Due vittorie su due per quel bel Torino del 1984-’85, contro il Milan. Un Toro vero, intriso di spirito granata, ancora con echi persino di scudetto, visto che in panchina c’era (di nuovo) Radice e un pilastro di classe di quella squadra era ancora Zaccarelli, seppur con addosso un altro ruolo. E, manco a dirlo, proprio a due passi dallo scudetto arrivarono quei granata, 41 anni fa. Il Torino chiuse al secondo posto dietro al Verona di Bagnoli, incredibilmente campione con 43 punti. Poi i granata a 39, l’Inter a 38, la Samp a 37, il Milan e la Juventus a 36. Mai il Torino così in alto, a posteriori. Un terzo posto con Mondonico in panca nel 1992, quando i granata arrivarono anche alla finale Uefa contro l’Ajax, un anno prima di vincere la Coppa Italia.
Due vittorie su due per quel bel Torino, contro il Milan. E la gara di ritorno si disputò a San Siro. Era il 24 marzo del 1985, oggi è il 21, la coincidenza è quasi perfetta. E 41 anni fa i tifosi granata festeggiarono un evento poi diventato, loro malgrado, storico. Storico sotto l’aspetto negativo. Perché è appunto dal 1985 che il Torino non batte il Milan a San Siro in campionato. In Coppa Italia, per dire, basta tornare indietro al gennaio del 2023, 3 anni fa, quando i granata sbancarono la Milano rossonera con un gol di Adopo nei supplementari.

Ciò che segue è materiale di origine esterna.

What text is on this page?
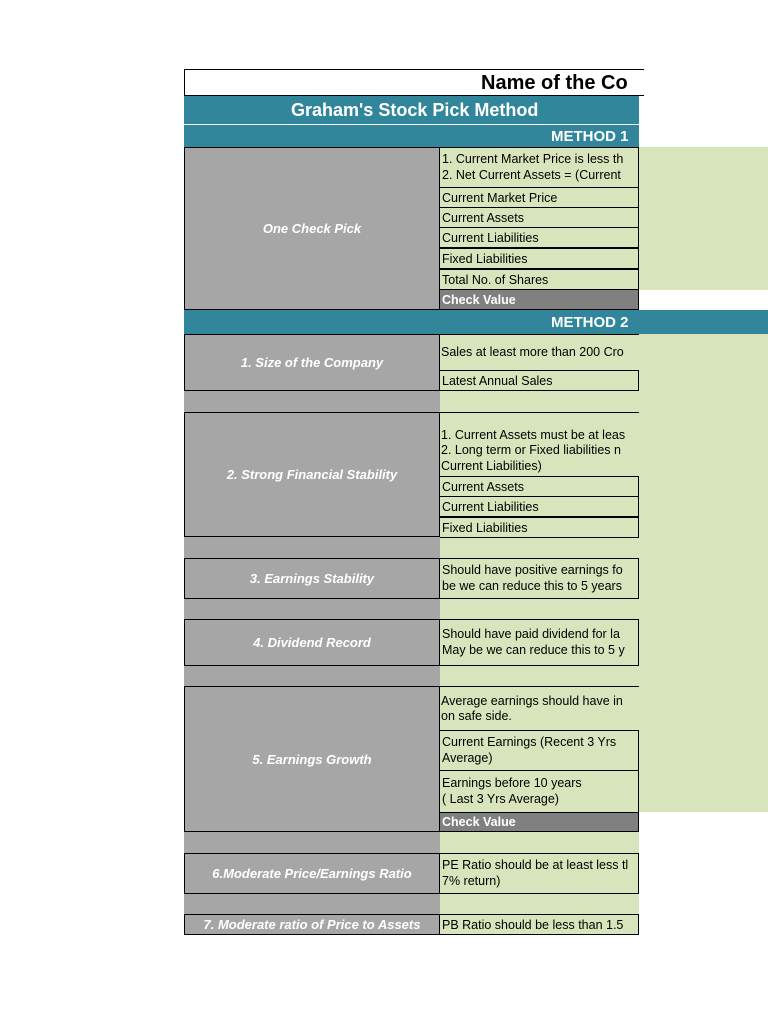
Name of the Co
Graham's Stock Pick Method
METHOD 1
One Check Pick
1. Current Market Price is less th
2. Net Current Assets = (Current
Current Market Price
Current Assets
Current Liabilities
Fixed Liabilities
Total No. of Shares
Check Value
METHOD 2
1. Size of the Company
Sales at least more than 200 Cro
Latest Annual Sales
2. Strong Financial Stability
1. Current Assets must be at leas
2. Long term or Fixed liabilities n
Current Liabilities)
Current Assets
Current Liabilities
Fixed Liabilities
3. Earnings Stability
Should have positive earnings fo
be we can reduce this to 5 years
4. Dividend Record
Should have paid dividend for la
May be we can reduce this to 5 y
5. Earnings Growth
Average earnings should have in
on safe side.
Current Earnings (Recent 3 Yrs
Average)
Earnings before 10 years
( Last 3 Yrs Average)
Check Value
6.Moderate Price/Earnings Ratio
PE Ratio should be at least less tl
7% return)
7. Moderate ratio of Price to Assets PB Ratio should be less than 1.5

San Siro, una maledizione che dura da 41 anni
In Serie A, invece, sembra che perduri una maledizione. «Un motivo in più per cercare di vincere», commentava ieri D’Aversa. Che nel vivaio proprio del Milan ha giocato, pur non avendo mai esordito in una gara ufficiale in prima squadra. E che in carriera, da allenatore, non ha mai battuto né i rossoneri né Allegri.
Segnò Walterone Schachner, 41 anni fa. Sfruttando a mezz’ora dalla fine un assist intelligente di Pileggi, a sua volta servito in profondità da Galbiati. Applaudiamo ancora anche la sportività di Liedholm, buonanima. Perché in campo i suoi giocatori provarono a protestare invocando un fuorigioco di Pileggi, ma non era così e l’allenatore svedese lo ammise nelle interviste post partita. Era il Torino dei Martina, dei Corradini, dei Francini, dei Ferri, ma soprattutto di Junior e di Dossena, oltreché del nume tutelare Zac (peraltro assente forzatamente, quella volta a San Siro). Radice aveva trasmesso un rinnovato tremendismo, Junior, Dossena e Zaccarelli rappresentavano tre gioielli di classe sopraffina e di maiuscola efficacia (sicuramente era Beppe il più discontinuo), Serena e Schachner erano i goleador di quel gruppo e la ricca fertilità del vivaio aveva infarcito quella rosa di giocatori anche di grande qualità e utilità.
"C’era una società granata fin nel midollo"
C’era una società granata fin nel midollo e nei suoi gangli, pur se il presidente Sergio Rossi non fu pienamente compreso dalla tifoseria, strada facendo. Erano altri tempi, erano anche altri... numeri: la vittoria valeva ancora 2 punti. Il Torino grazie a quel successo raggiunse l’Inter al secondo posto. Poi avrebbe distaccato anche i nerazzurri, nelle settimane successive. «Gol molto importante il mio, sì. Ma sono importantissimi soprattutto questi 2 punti conquistati contro il Milan. I rossoneri erano a pari punti con noi, adesso li abbiamo lasciati indietro ed è un risultato molto importante per qualificarci in Coppa Uefa»: la soddisfazione di Schachner a fine partita era grande. E in Uefa sarebbero infatti approdati, i granata: il secondo posto mica qualificava alla Coppa dei Campioni! Era davvero un bel Torino, sì, che già all’andata aveva battuto il Milan: 2 a 0, con rete di Schachner e poi di Junior.
Era quanto vorrebbero avere i tifosi, da anni e anni: prima di tutto un Toro con spirito tremendista dentro a un Torino che programma e costruisce e cresce di stagione in stagione. Un Toro con un nome glorioso di città. Un Torino con un Toro incarnato al suo interno. Da anni, più che Toro, molti tifosi chiamano questa squadra Cairese, spesso e (mal)volentieri. Oppure Torino Fc, ma sempre più che Toro. I tifosi invocano un’identificazione. La prima chiave di tutto è questa. Il senso vero della vittoria o della sconfitta. Progettuale: non solo in una partita a San Siro.